Светлый фон

Но вместо меня слово взял пастор. Тот самый старик пастор, который готовил нас к конфирмации. Это его дело — читать здесь проповеди. Вот у кого нет никаких проблем со словами, они так и сыплются из него, точно горох из мешка. Но только что же он говорит? Это я спрашиваю. Что же он такое говорит? Что значат эти его слова? Мы все сидим в часовне. Человек сто, не меньше. Мы собрались, потому что хотим оправдать Калле. Он много значил для нас. В каждом сидящем здесь появилась трещина. И эта трещина, эта рана, которая в самой глубине есть у любого из присутствующих, связывает нас друг с другом. Мы хотим оправдать Калле и ищем слова, способные заполнить эту трещину. А что мы слышим?

Ничего, что могло бы помочь нам, нет в пасторской проповеди. Он все врет, рассказывая о жизни Калле, он жульничает, ему мало просто прочесть нам мораль, он пользуется судьбой Калле, чтобы преподнести нам добрый совет! Кто дал ему это право? Зачем он молится за Калле, зачем читает молитвы, которые Калле ненавидел? Зачем говорит о милосердии божьем, о том, что Иисус Христос все понял и все простил? Кого нужно прощать — легавых? Или он имеет в виду Калле? У меня потеют ладони, лицо горит, и мне хочется крикнуть: «Неправда, пастор Станге! Ты ошибаешься! Ты не имеешь права злоупотреблять памятью Калле!»

Но я молчу. Разве я могу осмелиться на такое?
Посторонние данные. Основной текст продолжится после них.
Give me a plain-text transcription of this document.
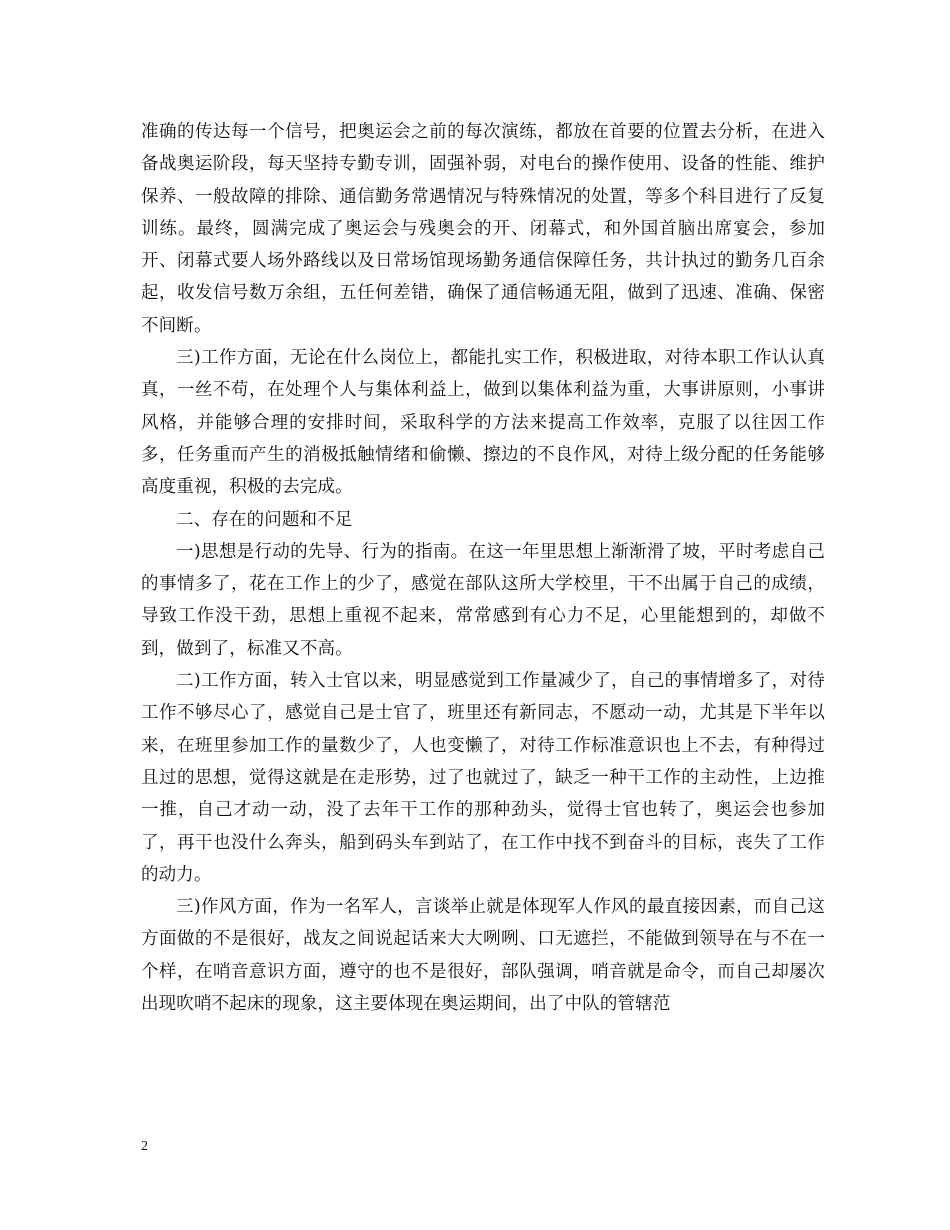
准确的传达每一个信号，把奥运会之前的每次演练，都放在首要的位置去分析，在进入备战奥运阶段，每天坚持专勤专训，固强补弱，对电台的操作使用、设备的性能、维护保养、一般故障的排除、通信勤务常遇情况与特殊情况的处置，等多个科目进行了反复训练。最终，圆满完成了奥运会与残奥会的开、闭幕式，和外国首脑出席宴会，参加开、闭幕式要人场外路线以及日常场馆现场勤务通信保障任务，共计执过的勤务几百余起，收发信号数万余组，五任何差错，确保了通信畅通无阻，做到了迅速、准确、保密不间断。

三)工作方面，无论在什么岗位上，都能扎实工作，积极进取，对待本职工作认认真真，一丝不苟，在处理个人与集体利益上，做到以集体利益为重，大事讲原则，小事讲风格，并能够合理的安排时间，采取科学的方法来提高工作效率，克服了以往因工作多，任务重而产生的消极抵触情绪和偷懒、擦边的不良作风，对待上级分配的任务能够高度重视，积极的去完成。

二、存在的问题和不足

一)思想是行动的先导、行为的指南。在这一年里思想上渐渐滑了坡，平时考虑自己的事情多了，花在工作上的少了，感觉在部队这所大学校里，干不出属于自己的成绩，导致工作没干劲，思想上重视不起来，常常感到有心力不足，心里能想到的，却做不到，做到了，标准又不高。

二)工作方面，转入士官以来，明显感觉到工作量减少了，自己的事情增多了，对待工作不够尽心了，感觉自己是士官了，班里还有新同志，不愿动一动，尤其是下半年以来，在班里参加工作的量数少了，人也变懒了，对待工作标准意识也上不去，有种得过且过的思想，觉得这就是在走形势，过了也就过了，缺乏一种干工作的主动性，上边推一推，自己才动一动，没了去年干工作的那种劲头，觉得士官也转了，奥运会也参加了，再干也没什么奔头，船到码头车到站了，在工作中找不到奋斗的目标，丧失了工作的动力。

三)作风方面，作为一名军人，言谈举止就是体现军人作风的最直接因素，而自己这方面做的不是很好，战友之间说起话来大大咧咧、口无遮拦，不能做到领导在与不在一个样，在哨音意识方面，遵守的也不是很好，部队强调，哨音就是命令，而自己却屡次出现吹哨不起床的现象，这主要体现在奥运期间，出了中队的管辖范

2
Я молчу. Прикусив язык, я сижу мрачный, с мокрыми ладонями и думаю, что такие, как этот пастор, никогда не поймут, чего хотел Калле. Чего он добивался. И ясно вижу — куда уж ясней, — что такие, как он, и такие, как мы, живут в разных мирах.

Когда мы пришли в эту часовню, в нас была трещина. И она в нас осталась, эта невидимая трещина, эта рана, зияющая на том месте, которое в нашей жизни занимал Калле.

А пастор просто-напросто пытался засыпать эту трещину камнями. Просто-напросто пытался оболгать, очернить память о Калле, изобразить его таким, каким он никогда не был и быть не мог.

По дороге из часовни я отвожу Анне-Грете в сторону. Анне-Грете до того маленькая — маленькая, и осторожная, и робкая, у нее всегда такой вид, словно она что-то выглядывает, высматривает у тебя за спиной или где-то сбоку от тебя — она почти никогда не смотрит прямо на человека. Но хотя она такая робкая, и так легко краснеет, и кусает ногти, и не смотрит в глаза, она по-своему очень храбрая, даже, можно сказать, гордая. Я сразу беру быка за рога, мне надо отделаться от той ноши, которую Калле как бы взвалил на меня в последнюю ночь. Я спрашиваю:

— Анне-Грете, у вас с Калле что-нибудь было?